Work from office all five days or your appraisals will suffer, TCS tells employees
Summary
- India's largest IT services firm wants to return to a 100% work-from-office model as it believes new employees have missed out on “workplace essentials” such as mentorship, team building, and collaboration thanks to the two years of lockdowns.
Bengaluru: Tata Consultancy Services Ltd (TCS) has warned employees that failing to return to offices by March will affect their appraisals and performance reports, two executives privy to the development told Mint.
“While the company has not said it will fire employees (who don’t return to office) or cut their salaries, it will impact our appraisals and performance reports," said a TCS executive with knowledge of the matter.
“We first got the intimation of working from the office at a town hall last year. Gradually, HR passed on the message to delivery managers, who then intimated their teams. Each of us was also told about the development at our individual desks," said the executive, who added that the HR department had also sent emails to employees about this.
Employees across the board were told to work from the office for three days a week around February last year, said the executive. Now, the company has decided to recall employees to offices for all five days of the week.
“All employees were asked to work from the office for five days a week from January 2024 but no deadline was given to us. A senior HR executive also informed us of this through the company’s internal communication tool, Ultimatix," the employee added.
Emails sent to TCS did not elicit an immediate response.
Kamal Karanth, co-founder of Xpheno, a specialist staffing firm, said, “IT companies’ clients are tightening rules and expecting better protocols from a cybersecurity perspective. That’s why IT companies feel it is safer for their employees to work from offices."
TCS’s top brass has been urging its employees to return to offices since last year, marking a shift from its ‘25 by 25’ hybrid model from 2020, which called for a quarter of employees working remotely by 2025.
“The vibrancy and energy levels in our offices are increasing as more of our employees return. We expect to be back to our normal operating mode by the end of the current fiscal year," Milind Lakkad, chief HR officer, TCS, wrote in the company’s December-quarter earnings press release.
On the importance of working from office, Lakkad wrote in the company’s FY23 annual report that new employees have missed out on “workplace essentials" such as mentorship, team building, and collaboration thanks to the two years of lockdowns.

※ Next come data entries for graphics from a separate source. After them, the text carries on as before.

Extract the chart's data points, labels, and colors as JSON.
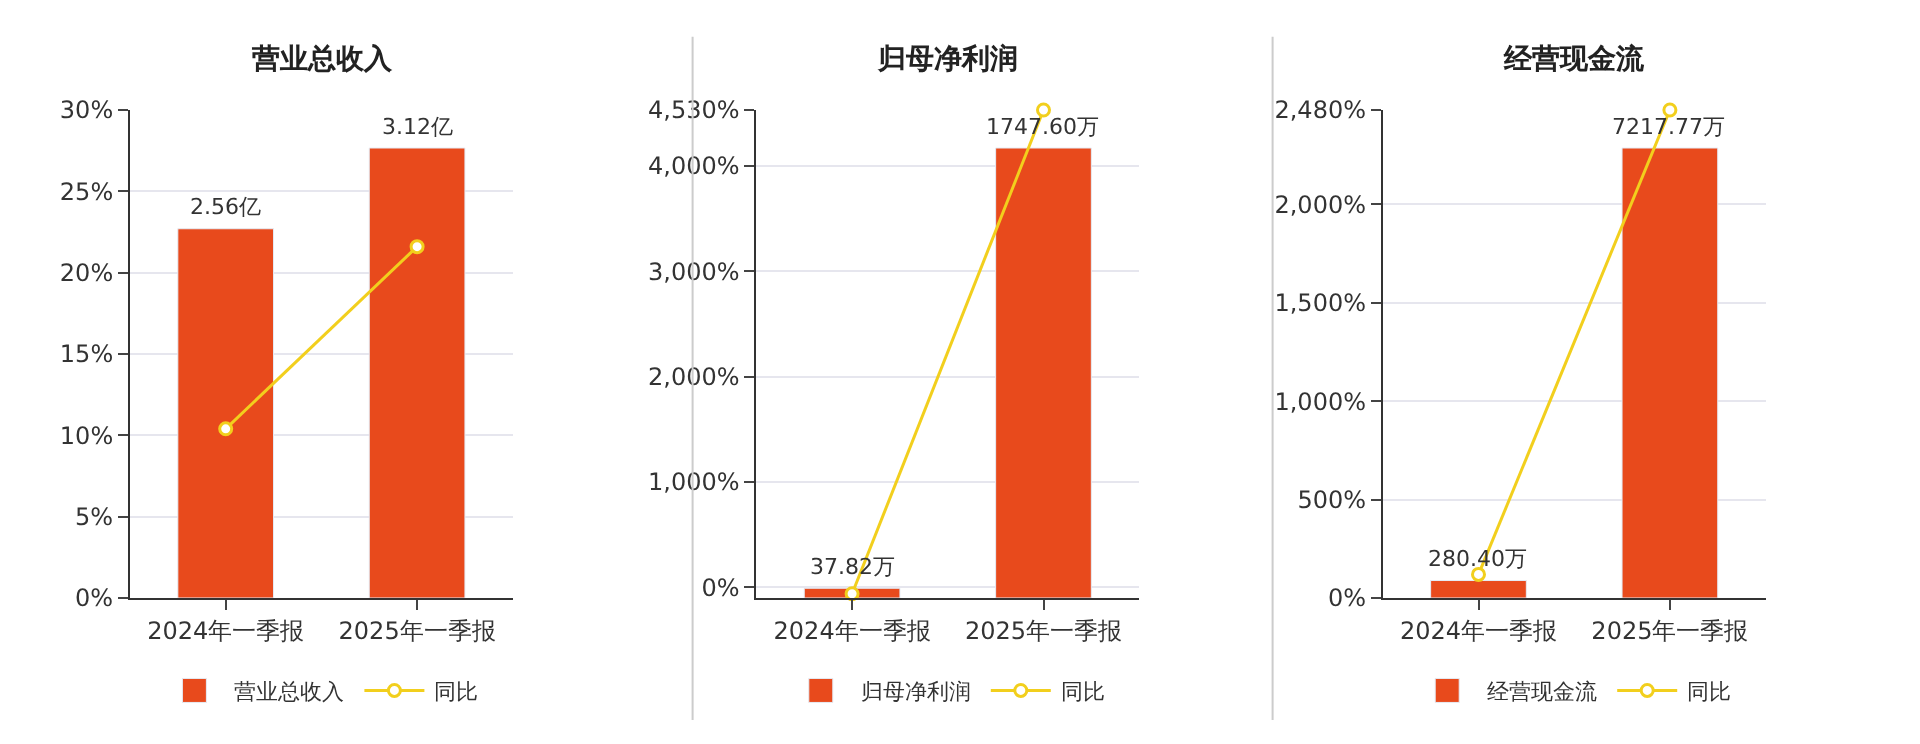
{
  "chart_data": [
    {
      "type": "bar",
      "title": "营业总收入",
      "categories": [
        "2024年一季报",
        "2025年一季报"
      ],
      "series": [
        {
          "name": "营业总收入",
          "axis": "y2",
          "color": "#e84a1c",
          "values": [
            2.56,
            3.12
          ],
          "value_labels": [
            "2.56亿",
            "3.12亿"
          ]
        },
        {
          "name": "同比",
          "type": "line",
          "color": "#f2cf1d",
          "values": [
            10.4,
            21.6
          ],
          "marker": "circle"
        }
      ],
      "ylim": [
        0,
        30
      ],
      "yticks": [
        {
          "value": 0,
          "label": "0%"
        },
        {
          "value": 5,
          "label": "5%"
        },
        {
          "value": 10,
          "label": "10%"
        },
        {
          "value": 15,
          "label": "15%"
        },
        {
          "value": 20,
          "label": "20%"
        },
        {
          "value": 25,
          "label": "25%"
        },
        {
          "value": 30,
          "label": "30%"
        }
      ],
      "grid": "y",
      "legend": "bottom"
    },
    {
      "type": "bar",
      "title": "归母净利润",
      "categories": [
        "2024年一季报",
        "2025年一季报"
      ],
      "series": [
        {
          "name": "归母净利润",
          "axis": "y2",
          "color": "#e84a1c",
          "values": [
            37.82,
            1747.6
          ],
          "value_labels": [
            "37.82万",
            "1747.60万"
          ]
        },
        {
          "name": "同比",
          "type": "line",
          "color": "#f2cf1d",
          "values": [
            -60,
            4530
          ],
          "marker": "circle"
        }
      ],
      "ylim": [
        -100,
        4530
      ],
      "yticks": [
        {
          "value": 0,
          "label": "0%"
        },
        {
          "value": 1000,
          "label": "1,000%"
        },
        {
          "value": 2000,
          "label": "2,000%"
        },
        {
          "value": 3000,
          "label": "3,000%"
        },
        {
          "value": 4000,
          "label": "4,000%"
        },
        {
          "value": 4530,
          "label": "4,530%"
        }
      ],
      "grid": "y",
      "legend": "bottom"
    },
    {
      "type": "bar",
      "title": "经营现金流",
      "categories": [
        "2024年一季报",
        "2025年一季报"
      ],
      "series": [
        {
          "name": "经营现金流",
          "axis": "y2",
          "color": "#e84a1c",
          "values": [
            280.4,
            7217.77
          ],
          "value_labels": [
            "280.40万",
            "7217.77万"
          ]
        },
        {
          "name": "同比",
          "type": "line",
          "color": "#f2cf1d",
          "values": [
            120,
            2480
          ],
          "marker": "circle"
        }
      ],
      "ylim": [
        0,
        2480
      ],
      "yticks": [
        {
          "value": 0,
          "label": "0%"
        },
        {
          "value": 500,
          "label": "500%"
        },
        {
          "value": 1000,
          "label": "1,000%"
        },
        {
          "value": 1500,
          "label": "1,500%"
        },
        {
          "value": 2000,
          "label": "2,000%"
        },
        {
          "value": 2480,
          "label": "2,480%"
        }
      ],
      "grid": "y",
      "legend": "bottom"
    }
  ]
}
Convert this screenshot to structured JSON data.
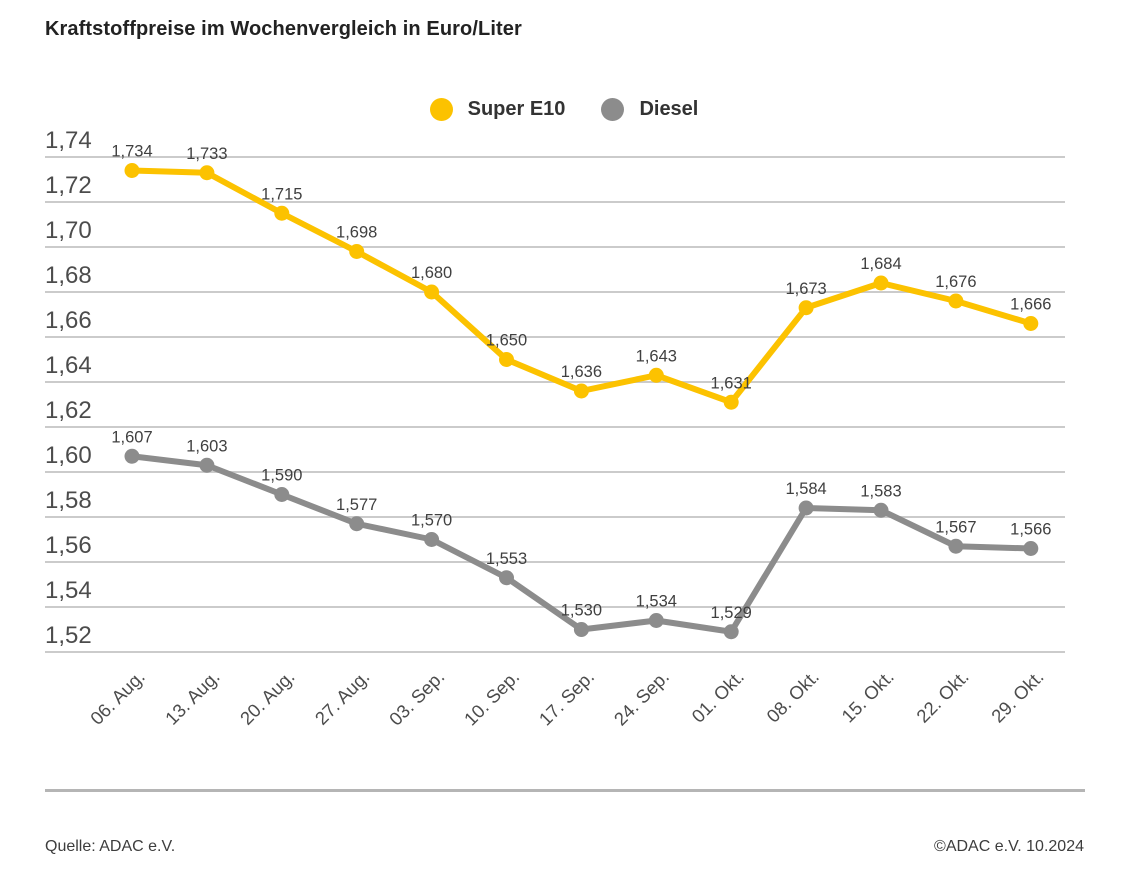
{
  "title": "Kraftstoffpreise im Wochenvergleich in Euro/Liter",
  "footer": {
    "source": "Quelle: ADAC e.V.",
    "copyright": "©ADAC e.V. 10.2024"
  },
  "colors": {
    "super_e10": "#FCC200",
    "diesel": "#8C8C8C",
    "gridline": "#CBCBCB",
    "axis_text": "#4C4C4C",
    "label_text": "#404040"
  },
  "chart_data": {
    "type": "line",
    "title": "Kraftstoffpreise im Wochenvergleich in Euro/Liter",
    "unit": "Euro/Liter",
    "grid": "horizontal",
    "legend_position": "top-center",
    "categories": [
      "06. Aug.",
      "13. Aug.",
      "20. Aug.",
      "27. Aug.",
      "03. Sep.",
      "10. Sep.",
      "17. Sep.",
      "24. Sep.",
      "01. Okt.",
      "08. Okt.",
      "15. Okt.",
      "22. Okt.",
      "29. Okt."
    ],
    "series": [
      {
        "name": "Super E10",
        "color": "#FCC200",
        "values": [
          1.734,
          1.733,
          1.715,
          1.698,
          1.68,
          1.65,
          1.636,
          1.643,
          1.631,
          1.673,
          1.684,
          1.676,
          1.666
        ],
        "labels": [
          "1,734",
          "1,733",
          "1,715",
          "1,698",
          "1,680",
          "1,650",
          "1,636",
          "1,643",
          "1,631",
          "1,673",
          "1,684",
          "1,676",
          "1,666"
        ]
      },
      {
        "name": "Diesel",
        "color": "#8C8C8C",
        "values": [
          1.607,
          1.603,
          1.59,
          1.577,
          1.57,
          1.553,
          1.53,
          1.534,
          1.529,
          1.584,
          1.583,
          1.567,
          1.566
        ],
        "labels": [
          "1,607",
          "1,603",
          "1,590",
          "1,577",
          "1,570",
          "1,553",
          "1,530",
          "1,534",
          "1,529",
          "1,584",
          "1,583",
          "1,567",
          "1,566"
        ]
      }
    ],
    "y_ticks": [
      {
        "value": 1.74,
        "label": "1,74"
      },
      {
        "value": 1.72,
        "label": "1,72"
      },
      {
        "value": 1.7,
        "label": "1,70"
      },
      {
        "value": 1.68,
        "label": "1,68"
      },
      {
        "value": 1.66,
        "label": "1,66"
      },
      {
        "value": 1.64,
        "label": "1,64"
      },
      {
        "value": 1.62,
        "label": "1,62"
      },
      {
        "value": 1.6,
        "label": "1,60"
      },
      {
        "value": 1.58,
        "label": "1,58"
      },
      {
        "value": 1.56,
        "label": "1,56"
      },
      {
        "value": 1.54,
        "label": "1,54"
      },
      {
        "value": 1.52,
        "label": "1,52"
      }
    ],
    "ylim": [
      1.52,
      1.74
    ]
  }
}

“Over half of our workforce today was hired after March 2020. New employees get acculturated through physical interactions with senior colleagues and leaders, and observing and following their behaviour and ways of thinking. Without those interactions, employee engagement and acculturation was badly affected. All these factors led us to gradually bringing people back to our offices during the year," Lakkad said.
On whether insisting on work-from-office was disadvantageous for companies, Xpheno’s Kamath said employees preferred hybrid or work-from-home models. “When my company informs candidates about job openings on behalf of IT companies, the first question they ask is if the job is remote, hybrid, or work-from-office. If the job is office-based, they don’t take it unless they are unemployed or if the company is offering a 50% raise," he said.
TCS ended the December quarter with 6,03,305 employees, 5,680 fewer than it had at the end of September 2023, and 10,669 fewer than at the end of December 2022.
It is not the only Indian IT company exhorting employees to work from offices. HCL Technologies Ltd has been doing so as well. A spokesperson for the company said, “Mid-manager-level employees and above are being encouraged to work from office at least three days a week."